In such a restrictive environment the message being sent throughout
the global science community is to avoid involvement of U.S. industry
in foreign scientific collaboration on space missions. This unwelcome
message has the effect of restricting the involvement of the United
States in foreign and joint science projects. As a global technology
leader, the U.S. cannot afford the negative consequences on industry or
on the advancement of the science.
The changes announced on May 26 by the Department of State are
certainly welcome, but are unlikely to have much impact on
universities. The regulations are specifically designed to improve U.S.
cooperation with allies and are geared more toward easing industry's
problems than addressing the academic community's concerns.
For example, the Streamlined Licensing for COMSAT Components/
Technical Data provision (proposal 14) applies only where all parties
involved are NATO countries. Many of universities collaborate closely
with the European Space Agency (ESA). In working with ESA, two problems
emerge. First, universities are not conducting ``sales'' of items.
Second, of the fourteen members of the ESA, five are not members of
NATO. These include Austria, Finland, Ireland, Sweden, and Switzerland.
Therefore, under the new regime, universities will still be regulated
by ITAR and required to obtain export licenses.
At best, the Major Program License (proposal 1) under which a
university might become a subcontractor, would require a continued
scrutiny of the research being done to maintain it within the initially
approved license parameters, which is not compatible with the open
inquiry of fundamental research. Such required monitoring would likely
have a chilling effect on the research performed. In addition,
collaborators on a fundamental research project are often not all known
and identifiable at the beginning of the project; they may be
determined only as the direction and/or needs of the research project
evolve, or they may change as researchers move from one institution to
another.
The Administration is to be commended for trying to address
industry's problems, but additional consideration should be given to
universities' needs as well.

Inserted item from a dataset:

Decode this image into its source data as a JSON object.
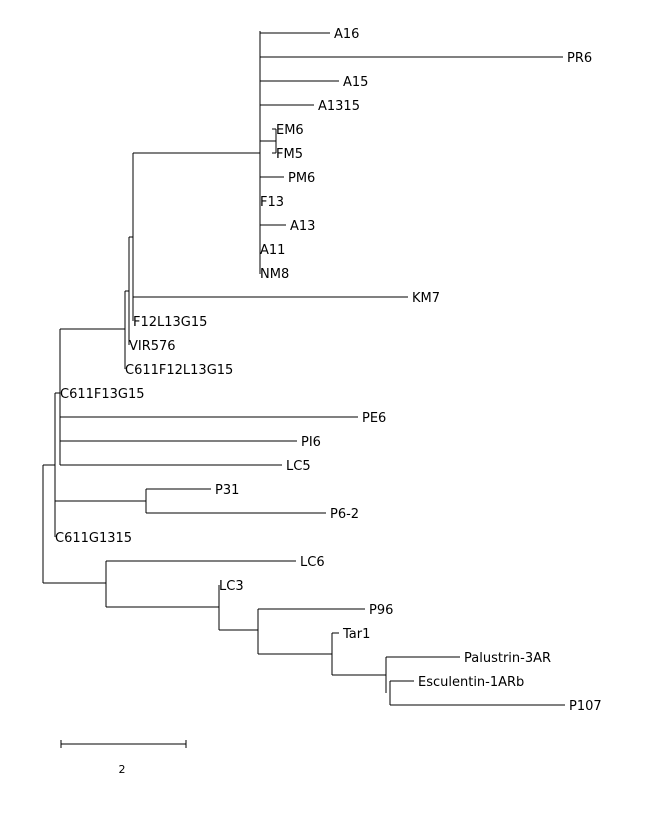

The following options may be of use in
trying to resolve this situation:
Clarify that the fundamental research exemption in the
ITAR is the same as under the Export regulations.
--The fundamental research exemption in ITAR should operate in the
same manner as it does in the EAR and should exclude from ITAR
export controls U.S. university-based research, scientific and
experimental satellites and related technical data.

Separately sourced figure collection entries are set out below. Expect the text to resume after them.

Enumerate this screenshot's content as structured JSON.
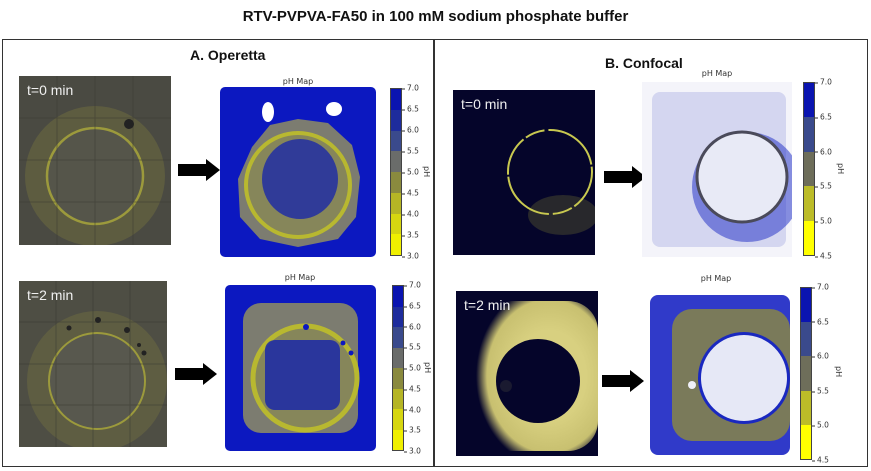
{
  "title": "RTV-PVPVA-FA50 in 100 mM sodium phosphate buffer",
  "panels": {
    "operetta": {
      "title": "A. Operetta",
      "rows": [
        {
          "time_label": "t=0 min",
          "map_title": "pH Map"
        },
        {
          "time_label": "t=2 min",
          "map_title": "pH Map"
        }
      ],
      "colorbar": {
        "label": "pH",
        "ticks": [
          "7.0",
          "6.5",
          "6.0",
          "5.5",
          "5.0",
          "4.5",
          "4.0",
          "3.5",
          "3.0"
        ],
        "range": [
          3.0,
          7.0
        ],
        "colors": [
          "#0a14b0",
          "#1e2c9c",
          "#3a4a8c",
          "#6a6c6a",
          "#8a8a3e",
          "#b5b525",
          "#d6d610",
          "#f0f000"
        ]
      }
    },
    "confocal": {
      "title": "B. Confocal",
      "rows": [
        {
          "time_label": "t=0 min",
          "map_title": "pH Map"
        },
        {
          "time_label": "t=2 min",
          "map_title": "pH Map"
        }
      ],
      "colorbar": {
        "label": "pH",
        "ticks": [
          "7.0",
          "6.5",
          "6.0",
          "5.5",
          "5.0",
          "4.5"
        ],
        "range": [
          4.5,
          7.0
        ],
        "colors": [
          "#0a14b0",
          "#3a4a8c",
          "#6e6e5a",
          "#bcbc28",
          "#ffff00"
        ]
      }
    }
  }
}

--Universities need not register or secure export licenses when the
activity qualifies under the ITAR public domain and fundamental
research exemption.
--Universities may rely upon the Q&A section of the EAR, at 15 CFR
Part 734, as similarly applicable to ITAR.
Make explicit that prime contractors who accept controls
on access by foreign nationals and EAR or ITAR licensing requirements
should not flow down such requirements to university and laboratory
subcontractors when the subcontract activity qualifies as fundamental
research.
Urge that a system be created wherein Major Program
Licensees are not limited to subcontractors and collaborators
identified at the beginning of a project, but will also have the
flexibility to include additional subcontractors as needed, in keeping
with the current practices of fundamental research.

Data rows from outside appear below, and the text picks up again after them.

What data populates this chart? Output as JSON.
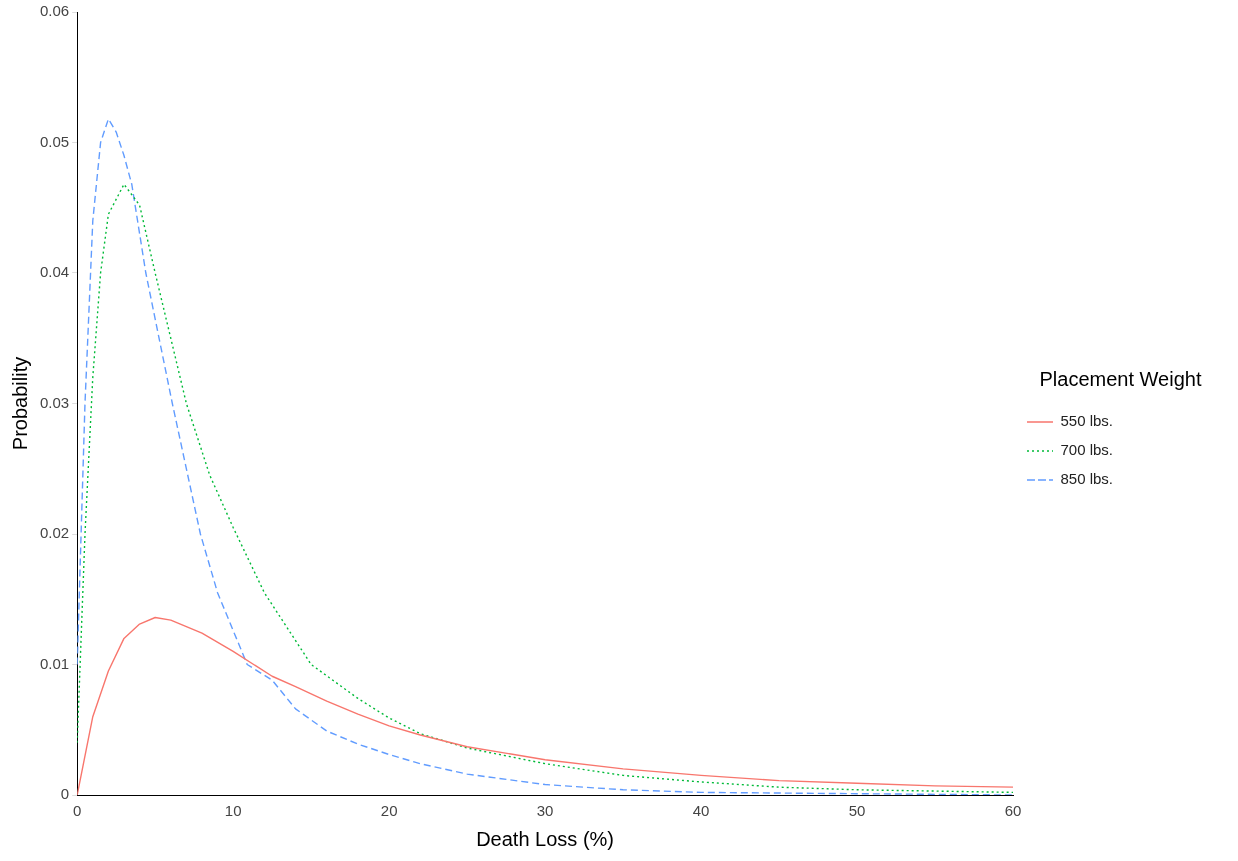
{
  "chart_data": {
    "type": "line",
    "xlabel": "Death Loss (%)",
    "ylabel": "Probability",
    "legend_title": "Placement Weight",
    "xlim": [
      0,
      60
    ],
    "xticks": [
      0,
      10,
      20,
      30,
      40,
      50,
      60
    ],
    "ylim": [
      0,
      0.06
    ],
    "yticks": [
      0,
      0.01,
      0.02,
      0.03,
      0.04,
      0.05,
      0.06
    ],
    "grid": false,
    "legend": "right",
    "marker": "none",
    "series": [
      {
        "name": "550 lbs.",
        "color": "#f8766d",
        "line_style": "solid",
        "x": [
          0,
          1,
          2,
          3,
          4,
          5,
          6,
          8,
          10,
          12.5,
          14,
          16,
          18,
          20,
          22,
          25,
          30,
          35,
          40,
          45,
          50,
          55,
          60
        ],
        "values": [
          0,
          0.006,
          0.0095,
          0.012,
          0.0131,
          0.0136,
          0.0134,
          0.0124,
          0.011,
          0.0091,
          0.0083,
          0.0072,
          0.0062,
          0.0053,
          0.0046,
          0.0037,
          0.0027,
          0.002,
          0.0015,
          0.0011,
          0.0009,
          0.0007,
          0.0006
        ]
      },
      {
        "name": "700 lbs.",
        "color": "#00ba38",
        "line_style": "dotted",
        "x": [
          0,
          0.5,
          1,
          1.5,
          2,
          3,
          4,
          5,
          7,
          8.5,
          10,
          12,
          15,
          18,
          20,
          22,
          25,
          30,
          35,
          40,
          45,
          50,
          55,
          60
        ],
        "values": [
          0.004,
          0.02,
          0.032,
          0.04,
          0.0445,
          0.0468,
          0.0452,
          0.04,
          0.03,
          0.0245,
          0.0205,
          0.0155,
          0.01,
          0.0074,
          0.0059,
          0.0047,
          0.0036,
          0.0024,
          0.0015,
          0.001,
          0.0006,
          0.0004,
          0.0003,
          0.0002
        ]
      },
      {
        "name": "850 lbs.",
        "color": "#619cff",
        "line_style": "dashed",
        "x": [
          0,
          0.5,
          1,
          1.5,
          2,
          2.5,
          3,
          3.5,
          4.4,
          6.1,
          7.9,
          9,
          10.9,
          12.5,
          14,
          16,
          18,
          20,
          22,
          25,
          30,
          35,
          40,
          50,
          60
        ],
        "values": [
          0.01,
          0.03,
          0.044,
          0.05,
          0.0518,
          0.0508,
          0.049,
          0.0468,
          0.04,
          0.03,
          0.02,
          0.0155,
          0.01,
          0.0088,
          0.0066,
          0.0049,
          0.0039,
          0.0031,
          0.0024,
          0.0016,
          0.0008,
          0.0004,
          0.0002,
          0.0001,
          0
        ]
      }
    ]
  }
}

Recognize that universities cannot operate like defense
contractors; support the open, fundamental research environment, and
limit the use of closed meetings, non-disclosure agreements, and other
security controls when involving University-based researchers in
federally supported projects.
Clarify that ``Defense Services'' and ``Defense Articles''
are distinct from the education and fundamental research activities
conducted by universities and that universities need not secure State
approval for Technical Assistance Agreements when the activity
qualifies as public domain under ITAR.
The best result would be to return jurisdiction for
university aeronautical and space-based fundamental research programs
and their related satellite to the Department of Commerce, provided
that the satellite or related item is intended for basic or applied
research in science and engineering and that the resulting information
is published and shared broadly within the scientific community.